What's Townsquare's opinion of NextRadio and the FM chip?
We're fully supportive of NextRadio and the FM chip -- anything that increases the listeners' ability to access FM on mobile devices is hugely popular for us and the industry as a whole. What Jeff Smulyan and others have done is great; we hope to continue their momentum and convince Apple and other carriers to activate the FM chip and give consumers a real choice. I'm not sure what they're afraid of ... a little competition won't hurt. The fact that they don't activate the chips shows that they're aware of the power of radio.
Why did you decide to take Townsquare public - and how has doing so impacted the company?
It hasn't impacted our company. I talked to our employees and management about it, and told them that nothing will change in how we operate and run our business. We were thinking about how it affects us short vs. long term, and that hasn't changed, either. It's not just something that's only in the best interest of the shareholders and debt holders. A year ago, I thought it was the right time -- and we had the right scale -- to benefit from being a public company, to take advantage of a stock issue as a public company, which increases our access to capital.

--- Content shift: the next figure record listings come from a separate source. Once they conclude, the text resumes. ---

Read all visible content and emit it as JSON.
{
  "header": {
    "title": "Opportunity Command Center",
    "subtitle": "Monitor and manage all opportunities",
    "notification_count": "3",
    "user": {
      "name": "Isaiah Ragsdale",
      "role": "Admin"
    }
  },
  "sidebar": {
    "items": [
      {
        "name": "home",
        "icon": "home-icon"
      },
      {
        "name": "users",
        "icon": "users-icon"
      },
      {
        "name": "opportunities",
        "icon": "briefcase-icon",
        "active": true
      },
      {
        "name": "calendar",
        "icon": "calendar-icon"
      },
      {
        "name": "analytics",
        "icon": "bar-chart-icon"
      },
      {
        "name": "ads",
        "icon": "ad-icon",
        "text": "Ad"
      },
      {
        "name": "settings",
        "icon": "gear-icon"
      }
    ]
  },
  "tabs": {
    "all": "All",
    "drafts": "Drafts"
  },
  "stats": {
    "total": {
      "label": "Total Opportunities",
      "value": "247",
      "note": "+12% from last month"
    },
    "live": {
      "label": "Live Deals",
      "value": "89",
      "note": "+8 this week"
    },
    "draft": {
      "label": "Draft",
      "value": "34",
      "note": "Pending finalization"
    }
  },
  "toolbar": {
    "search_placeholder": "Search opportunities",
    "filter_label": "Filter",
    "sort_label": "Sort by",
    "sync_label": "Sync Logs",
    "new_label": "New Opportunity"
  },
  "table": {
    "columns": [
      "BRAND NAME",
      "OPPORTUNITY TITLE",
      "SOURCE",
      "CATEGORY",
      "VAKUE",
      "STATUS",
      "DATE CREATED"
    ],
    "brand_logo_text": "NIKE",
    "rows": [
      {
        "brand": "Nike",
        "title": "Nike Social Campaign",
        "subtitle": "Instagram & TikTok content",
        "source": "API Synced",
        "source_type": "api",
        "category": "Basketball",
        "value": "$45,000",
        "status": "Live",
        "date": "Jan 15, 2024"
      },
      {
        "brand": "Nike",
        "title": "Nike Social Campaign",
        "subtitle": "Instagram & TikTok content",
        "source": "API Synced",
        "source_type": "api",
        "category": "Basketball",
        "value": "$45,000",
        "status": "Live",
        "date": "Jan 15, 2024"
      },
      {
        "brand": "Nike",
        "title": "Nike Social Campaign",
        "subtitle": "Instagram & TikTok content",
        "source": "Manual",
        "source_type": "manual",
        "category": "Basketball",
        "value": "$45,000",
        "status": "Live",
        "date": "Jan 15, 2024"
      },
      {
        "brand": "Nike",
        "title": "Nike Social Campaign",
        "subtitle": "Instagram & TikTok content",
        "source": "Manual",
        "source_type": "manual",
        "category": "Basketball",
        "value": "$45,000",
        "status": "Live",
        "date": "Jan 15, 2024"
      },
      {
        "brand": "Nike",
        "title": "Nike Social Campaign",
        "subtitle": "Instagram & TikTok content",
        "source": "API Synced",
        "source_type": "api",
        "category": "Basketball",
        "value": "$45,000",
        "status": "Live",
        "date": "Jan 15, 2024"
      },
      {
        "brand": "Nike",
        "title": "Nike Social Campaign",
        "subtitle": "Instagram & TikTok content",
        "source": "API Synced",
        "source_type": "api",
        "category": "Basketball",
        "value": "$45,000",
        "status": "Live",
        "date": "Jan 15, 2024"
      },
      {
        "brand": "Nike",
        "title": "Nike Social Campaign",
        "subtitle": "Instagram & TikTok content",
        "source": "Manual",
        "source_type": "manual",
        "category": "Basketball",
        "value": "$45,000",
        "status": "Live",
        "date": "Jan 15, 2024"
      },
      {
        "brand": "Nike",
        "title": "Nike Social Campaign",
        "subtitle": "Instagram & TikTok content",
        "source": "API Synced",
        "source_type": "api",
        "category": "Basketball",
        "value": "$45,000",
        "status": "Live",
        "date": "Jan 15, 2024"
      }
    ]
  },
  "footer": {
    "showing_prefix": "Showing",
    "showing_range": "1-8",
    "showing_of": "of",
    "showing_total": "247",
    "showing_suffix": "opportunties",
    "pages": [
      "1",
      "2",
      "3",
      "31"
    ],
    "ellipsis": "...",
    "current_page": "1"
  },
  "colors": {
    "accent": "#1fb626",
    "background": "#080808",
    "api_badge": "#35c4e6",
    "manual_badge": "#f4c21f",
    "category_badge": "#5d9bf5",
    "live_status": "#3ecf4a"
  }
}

What do you see happening with Townsquare in the future - more station acquisitions? More investment in digital?
All of the above. We'd like to continue to grow. The ambitions of this company with a bottom-up management team is to take advantage of lots of organic opportunities to grow the business in a diversified field of radio, digital and events. We're continuing on our course to organically start new things, product lines and initiatives. When it comes to possible radio acquisitions, if it's the right group or right cluster, we're absolutely going to take a look at that. I'm not sure how much different the company will be in the future. Our trajectory may be different, but we'll continue to be diversified in the field of entertainment.